We are going with the sorting at the ABM side and are not big fans (trying to limit going into ABM), would like to move to scripting it into our pre-enrollment so the build tech or end user can pick it but time and lack of script-fu is keeping us from fixing this.

Depends on your workflow.

We have roughly 120 Sites, and around 90 DEP Tokens (aka MDM Servers in ABM/ASM) and this works just fine in regards to device assignment (minus the issues this causes because of Jamf/Apple).

While I do want to condense our large number of Sites, we will always have a DEP Token per Site. We have separate IT Groups that are completely unrelated that need to manage their own systems. I have no desire to move their devices to their Site after it enrolls. Besides the fact that they wouldn't be able to provide "enrollment Policies" for their devices then.

Also, the same way, enrolling into one location and then having some scripted method, to move to a Site, also prevents enrollment Policies based on that Site. Besides, I don't want to write a script for something that can be automatically done in the first place; seems unnecessary to me.

Now, with that all said. I do not recommend Sites by any stretch of the imagination and I'm actively working towards condensing the number we have. They leave a lot to be desired, have limited functionality especially when you start getting into advanced workflows, or have Site Admins that actually know what they're doing. To top it off, they are a management nightmare, cause massive duplication of work, etc. But I acknowledge they have their place, at least in our environment for now, but do strongly wish Site functionality is increased.

The easiest way to explain this is the most basic functionality that is missing: Site-based identification is not supported natively in Jamf.
In other words:

• You cannot search/filter/scope based on Site.
• You cannot create an Advance Search and tell which Site a device is assigned to.

Oh, and the API scripted method only works for macOS. This won't work for Mobile Devices.

Thanks for all the feedback.

This presents me with another question -- Using the "enrollment complete" trigger for policies.

I'm hoping to effectively trigger policies based on when they join or are assigned to a site. With this workflow, I couldn't use "Enrollment Complete" triggers. Can I use a different one?

Thanks again.

@mhinsz I'm looking into this now. We name our computers based on their specific site. My site specific thin images appear in Self Service whenever a computer is renamed. I'm currently working on getting my rename script to work after DEP enrollment. Once the user's account is created, I can use Splash Buddy to automatically run the site specific image. I may require another script the asks the technician's location to begin the site specific image.

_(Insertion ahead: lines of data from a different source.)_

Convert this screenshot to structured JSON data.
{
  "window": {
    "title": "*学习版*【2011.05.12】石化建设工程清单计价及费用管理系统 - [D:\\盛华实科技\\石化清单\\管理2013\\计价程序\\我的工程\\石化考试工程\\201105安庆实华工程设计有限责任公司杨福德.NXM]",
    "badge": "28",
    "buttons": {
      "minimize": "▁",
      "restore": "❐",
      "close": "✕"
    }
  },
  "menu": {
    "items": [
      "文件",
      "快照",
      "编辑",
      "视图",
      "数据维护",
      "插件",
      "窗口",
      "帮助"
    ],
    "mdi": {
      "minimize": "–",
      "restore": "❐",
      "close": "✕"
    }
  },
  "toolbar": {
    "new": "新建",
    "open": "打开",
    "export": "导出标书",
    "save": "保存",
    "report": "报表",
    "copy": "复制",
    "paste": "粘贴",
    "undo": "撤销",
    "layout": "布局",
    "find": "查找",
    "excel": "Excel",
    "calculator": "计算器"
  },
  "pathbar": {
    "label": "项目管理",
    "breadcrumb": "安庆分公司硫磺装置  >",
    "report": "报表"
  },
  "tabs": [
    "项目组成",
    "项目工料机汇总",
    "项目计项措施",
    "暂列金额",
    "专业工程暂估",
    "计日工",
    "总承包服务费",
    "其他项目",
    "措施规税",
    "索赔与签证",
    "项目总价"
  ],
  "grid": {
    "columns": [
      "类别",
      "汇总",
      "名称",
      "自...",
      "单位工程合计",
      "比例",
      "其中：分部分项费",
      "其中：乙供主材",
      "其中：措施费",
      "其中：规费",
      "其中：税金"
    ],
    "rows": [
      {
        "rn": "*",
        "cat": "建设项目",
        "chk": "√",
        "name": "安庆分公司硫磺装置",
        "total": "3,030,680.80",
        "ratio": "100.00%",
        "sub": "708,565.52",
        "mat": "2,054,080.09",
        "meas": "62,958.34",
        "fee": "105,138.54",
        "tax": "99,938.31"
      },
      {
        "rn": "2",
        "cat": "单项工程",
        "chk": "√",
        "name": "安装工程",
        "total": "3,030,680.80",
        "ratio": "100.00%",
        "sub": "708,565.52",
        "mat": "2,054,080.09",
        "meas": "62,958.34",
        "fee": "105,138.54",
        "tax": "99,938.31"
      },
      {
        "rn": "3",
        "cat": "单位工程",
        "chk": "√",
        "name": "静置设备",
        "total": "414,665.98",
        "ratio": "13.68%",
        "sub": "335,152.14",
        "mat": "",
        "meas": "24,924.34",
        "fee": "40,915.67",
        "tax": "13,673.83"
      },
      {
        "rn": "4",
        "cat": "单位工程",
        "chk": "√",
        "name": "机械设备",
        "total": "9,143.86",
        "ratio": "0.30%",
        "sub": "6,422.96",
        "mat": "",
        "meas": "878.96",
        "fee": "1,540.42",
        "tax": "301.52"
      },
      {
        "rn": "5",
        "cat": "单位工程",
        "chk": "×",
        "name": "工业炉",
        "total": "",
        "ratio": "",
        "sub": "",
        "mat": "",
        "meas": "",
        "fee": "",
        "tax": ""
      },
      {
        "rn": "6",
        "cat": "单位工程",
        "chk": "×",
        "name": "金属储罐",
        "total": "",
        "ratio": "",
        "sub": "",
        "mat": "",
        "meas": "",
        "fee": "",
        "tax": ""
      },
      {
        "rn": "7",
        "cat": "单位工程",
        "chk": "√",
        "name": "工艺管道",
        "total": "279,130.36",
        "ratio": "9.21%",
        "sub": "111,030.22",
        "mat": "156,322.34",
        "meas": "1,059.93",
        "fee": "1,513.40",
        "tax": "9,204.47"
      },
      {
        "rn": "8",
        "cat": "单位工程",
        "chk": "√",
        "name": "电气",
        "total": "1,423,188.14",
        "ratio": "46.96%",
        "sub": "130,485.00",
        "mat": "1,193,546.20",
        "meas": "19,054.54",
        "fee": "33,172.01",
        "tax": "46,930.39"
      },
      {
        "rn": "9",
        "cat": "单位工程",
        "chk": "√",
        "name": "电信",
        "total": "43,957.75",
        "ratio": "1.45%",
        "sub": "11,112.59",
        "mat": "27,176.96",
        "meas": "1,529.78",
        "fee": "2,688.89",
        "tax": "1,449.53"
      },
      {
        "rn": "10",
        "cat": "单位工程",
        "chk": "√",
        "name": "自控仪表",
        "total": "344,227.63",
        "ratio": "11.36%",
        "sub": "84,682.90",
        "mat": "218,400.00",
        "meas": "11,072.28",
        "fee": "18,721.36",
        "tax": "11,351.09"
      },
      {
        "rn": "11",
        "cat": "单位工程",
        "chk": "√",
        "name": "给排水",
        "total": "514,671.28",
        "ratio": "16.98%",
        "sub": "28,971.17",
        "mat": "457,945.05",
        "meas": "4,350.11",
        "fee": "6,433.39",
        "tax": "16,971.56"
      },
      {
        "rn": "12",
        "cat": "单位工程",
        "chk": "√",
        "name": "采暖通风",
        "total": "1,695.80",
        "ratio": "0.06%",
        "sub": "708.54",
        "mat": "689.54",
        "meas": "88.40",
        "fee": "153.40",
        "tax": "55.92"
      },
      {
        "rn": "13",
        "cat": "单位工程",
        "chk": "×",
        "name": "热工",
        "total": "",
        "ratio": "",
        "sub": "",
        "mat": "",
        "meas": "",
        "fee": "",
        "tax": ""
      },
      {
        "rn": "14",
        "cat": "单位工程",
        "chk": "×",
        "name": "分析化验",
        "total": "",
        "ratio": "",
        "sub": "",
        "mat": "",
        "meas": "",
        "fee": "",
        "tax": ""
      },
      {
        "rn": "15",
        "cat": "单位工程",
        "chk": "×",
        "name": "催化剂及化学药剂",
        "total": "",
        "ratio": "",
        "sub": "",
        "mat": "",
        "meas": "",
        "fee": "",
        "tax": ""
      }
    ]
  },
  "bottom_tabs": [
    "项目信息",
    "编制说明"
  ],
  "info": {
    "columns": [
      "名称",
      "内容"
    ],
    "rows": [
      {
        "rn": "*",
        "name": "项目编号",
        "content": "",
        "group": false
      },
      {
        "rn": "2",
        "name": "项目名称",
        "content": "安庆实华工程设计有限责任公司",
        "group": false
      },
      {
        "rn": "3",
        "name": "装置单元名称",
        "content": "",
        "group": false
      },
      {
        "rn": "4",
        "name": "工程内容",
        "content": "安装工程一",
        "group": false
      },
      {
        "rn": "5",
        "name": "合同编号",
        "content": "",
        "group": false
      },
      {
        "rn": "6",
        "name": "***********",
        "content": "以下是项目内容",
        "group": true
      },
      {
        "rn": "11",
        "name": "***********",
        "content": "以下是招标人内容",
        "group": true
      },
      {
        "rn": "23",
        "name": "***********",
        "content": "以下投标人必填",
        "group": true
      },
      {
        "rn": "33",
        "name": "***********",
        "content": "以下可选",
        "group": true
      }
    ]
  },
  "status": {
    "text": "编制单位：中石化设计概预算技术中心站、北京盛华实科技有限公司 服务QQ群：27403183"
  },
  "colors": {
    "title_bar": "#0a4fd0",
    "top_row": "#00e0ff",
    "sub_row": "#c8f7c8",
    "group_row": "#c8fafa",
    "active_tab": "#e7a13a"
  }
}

Not sure if somebody has wrote a script for it, but how about using the public IP for that office? The script would get the public IP and match it to the office and then use the Jamf Pro API to set it.

@mhinsz Natively, no, there is not any functionality to "execute Policies" based on a Site change. You could do a custom trigger however and call that during your workflow, if that's the direction you want to take.

Jared's idea is an interesting approach that could work for some organizations.